“And so it was because you loved him so well that you deceived him so much!”
“Didn’t he deceive me much more?”
“There were a pair of you—well matched! So well, it seems a pity that you were parted!”
“Oh, how very unkind you are to me!”
“Not yet unkind! Only waiting to see how you are going to behave!”
“I have never behaved badly! I was not wicked; I was unhappy! Unhappy from my birth, almost! I had no evil designs against anybody. I only wanted to be happy and to see people happy. I honestly believed I was lawfully married to Captain Stillwater. He took me to the Wirt House and registered our names as Mr. and Mrs. Stillwater. And we were very happy until his ship sailed. He gave me plenty of money before he went away; but I was heartbroken to part with him, and could take no pleasure in anything until I got a little used to his absence.”
“I think you told me that you met him once more before your final separation. When was that meeting? Eh?”
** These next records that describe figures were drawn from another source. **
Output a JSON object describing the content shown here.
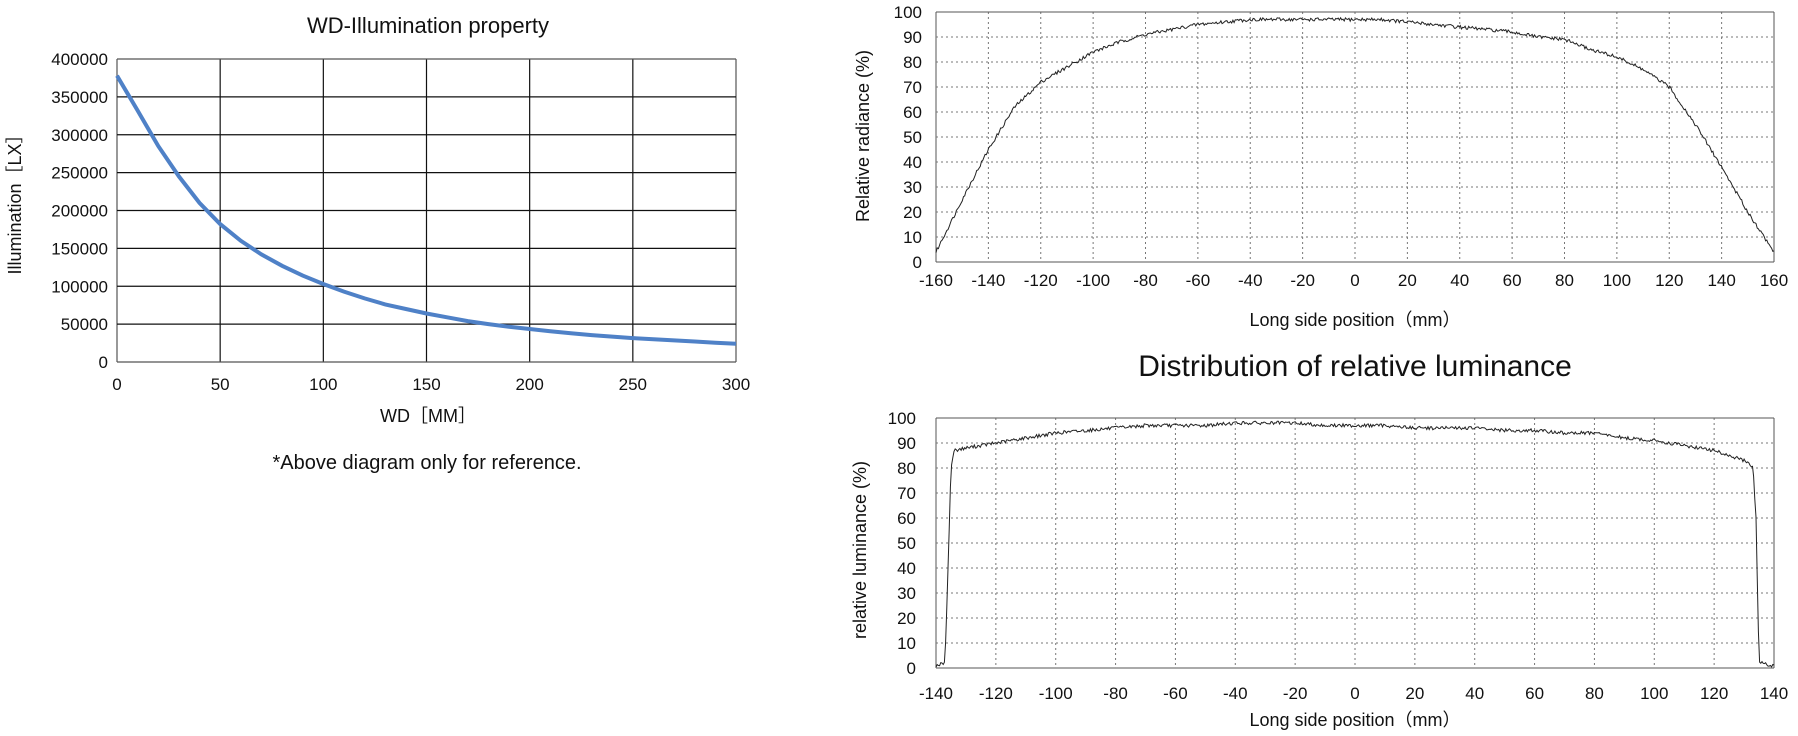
{
  "chart_data": [
    {
      "type": "line",
      "title": "WD-Illumination property",
      "xlabel": "WD［MM］",
      "ylabel": "Illumination［LX］",
      "xlim": [
        0,
        300
      ],
      "ylim": [
        0,
        400000
      ],
      "xticks": [
        "0",
        "50",
        "100",
        "150",
        "200",
        "250",
        "300"
      ],
      "yticks": [
        "0",
        "50000",
        "100000",
        "150000",
        "200000",
        "250000",
        "300000",
        "350000",
        "400000"
      ],
      "grid": true,
      "line_color": "#4f81c7",
      "note": "*Above diagram only for reference.",
      "series": [
        {
          "x": [
            0,
            10,
            20,
            30,
            40,
            50,
            60,
            70,
            80,
            90,
            100,
            110,
            120,
            130,
            140,
            150,
            160,
            170,
            180,
            190,
            200,
            210,
            220,
            230,
            240,
            250,
            260,
            270,
            280,
            290,
            300
          ],
          "values": [
            378000,
            332000,
            285000,
            245000,
            210000,
            182000,
            160000,
            142000,
            127000,
            114000,
            103000,
            93000,
            84000,
            76000,
            70000,
            64000,
            59000,
            54000,
            50000,
            46500,
            43500,
            40500,
            38000,
            35500,
            33500,
            31500,
            30000,
            28500,
            27000,
            25500,
            24000
          ]
        }
      ]
    },
    {
      "type": "line",
      "title": "",
      "xlabel": "Long side position（mm）",
      "ylabel": "Relative radiance (%)",
      "xlim": [
        -160,
        160
      ],
      "ylim": [
        0,
        100
      ],
      "xticks": [
        "-160",
        "-140",
        "-120",
        "-100",
        "-80",
        "-60",
        "-40",
        "-20",
        "0",
        "20",
        "40",
        "60",
        "80",
        "100",
        "120",
        "140",
        "160"
      ],
      "yticks": [
        "0",
        "10",
        "20",
        "30",
        "40",
        "50",
        "60",
        "70",
        "80",
        "90",
        "100"
      ],
      "grid": true,
      "line_color": "#222222",
      "series": [
        {
          "x": [
            -160,
            -150,
            -140,
            -130,
            -120,
            -110,
            -100,
            -90,
            -80,
            -70,
            -60,
            -50,
            -40,
            -30,
            -20,
            -10,
            0,
            10,
            20,
            30,
            40,
            50,
            60,
            70,
            80,
            90,
            100,
            110,
            120,
            130,
            140,
            150,
            160
          ],
          "values": [
            4,
            25,
            45,
            62,
            72,
            78,
            84,
            88,
            91,
            93,
            95,
            96,
            97,
            97,
            97,
            97,
            97,
            97,
            96,
            95,
            94,
            93,
            92,
            90,
            89,
            85,
            82,
            77,
            70,
            55,
            38,
            20,
            4
          ]
        }
      ]
    },
    {
      "type": "line",
      "title": "Distribution of relative luminance",
      "xlabel": "Long side position（mm）",
      "ylabel": "relative luminance (%)",
      "xlim": [
        -140,
        140
      ],
      "ylim": [
        0,
        100
      ],
      "xticks": [
        "-140",
        "-120",
        "-100",
        "-80",
        "-60",
        "-40",
        "-20",
        "0",
        "20",
        "40",
        "60",
        "80",
        "100",
        "120",
        "140"
      ],
      "yticks": [
        "0",
        "10",
        "20",
        "30",
        "40",
        "50",
        "60",
        "70",
        "80",
        "90",
        "100"
      ],
      "grid": true,
      "line_color": "#222222",
      "series": [
        {
          "x": [
            -140,
            -137,
            -136,
            -135,
            -134,
            -130,
            -120,
            -110,
            -100,
            -90,
            -80,
            -70,
            -60,
            -50,
            -40,
            -30,
            -20,
            -10,
            0,
            10,
            20,
            30,
            40,
            50,
            60,
            70,
            80,
            90,
            100,
            110,
            120,
            125,
            130,
            133,
            134,
            135,
            138,
            140
          ],
          "values": [
            1,
            2,
            40,
            80,
            87,
            88,
            90,
            92,
            94,
            95,
            96,
            97,
            97,
            97,
            98,
            98,
            98,
            97,
            97,
            97,
            96,
            96,
            96,
            95,
            95,
            94,
            94,
            92,
            91,
            89,
            87,
            85,
            83,
            80,
            60,
            3,
            1,
            1
          ]
        }
      ]
    }
  ]
}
“Fabian Rockharrt, are you trying to catch me in a falsehood? You know very well that I never told you anything of the sort I told you that I never saw him again after he sailed away that autumn day! I waited all the autumn and heard nothing from him, I wrote to him often, but none of my letters were answered. At length I longed so much to see him that I grew wild and reckless and resolved to follow him. I took passage in the second cabin of the Africa and sailed for Liverpool, where I arrived about the middle of December. I went to the agency of the Blue Star Line, to which his ship belonged, and inquired where he was to be found. They told me he had sailed for Calcutta and had taken his wife with him! It turned me to stone—to stone, Fabian—almost! I remember I sat down on a bench and felt numb and cold. And then I asked how long he had been married—hoping, if it was true, that my own was the first and the lawful union. They told me, for ten years, but as they had no family, his wife usually accompanied him on all his voyages. So she had now gone with him to Calcutta.”
“I suspect the people in that office were pretty well acquainted with the handsome skipper’s ‘ways and manners,’ and that they understood your case at once.”
“I do really believe they did,” said Rose; “for they looked at me so strangely, and one man, who seemed to be a porter or a messenger, or something of that sort, said something about a sailor having a wife at every port.”
“So after that you came back to New York, and did, at last, what you should have done at first—you wrote to me.”
“There was no one on earth to whom, under the peculiar circumstances, I could have written but to you. Oh, Fabian! to whom else could I appeal?”
“And did I not respond promptly to your call?”
“Indeed you did, like a true knight, as you were. And I did not deceive you by any false story, Fabian. I told you all—even thing—how basely I had been deceived—and you soothed and consoled me, and told me that, as I had not sinned intentionally, I had not sinned at all; and you brought me with you to the State capital, and established me comfortably there.”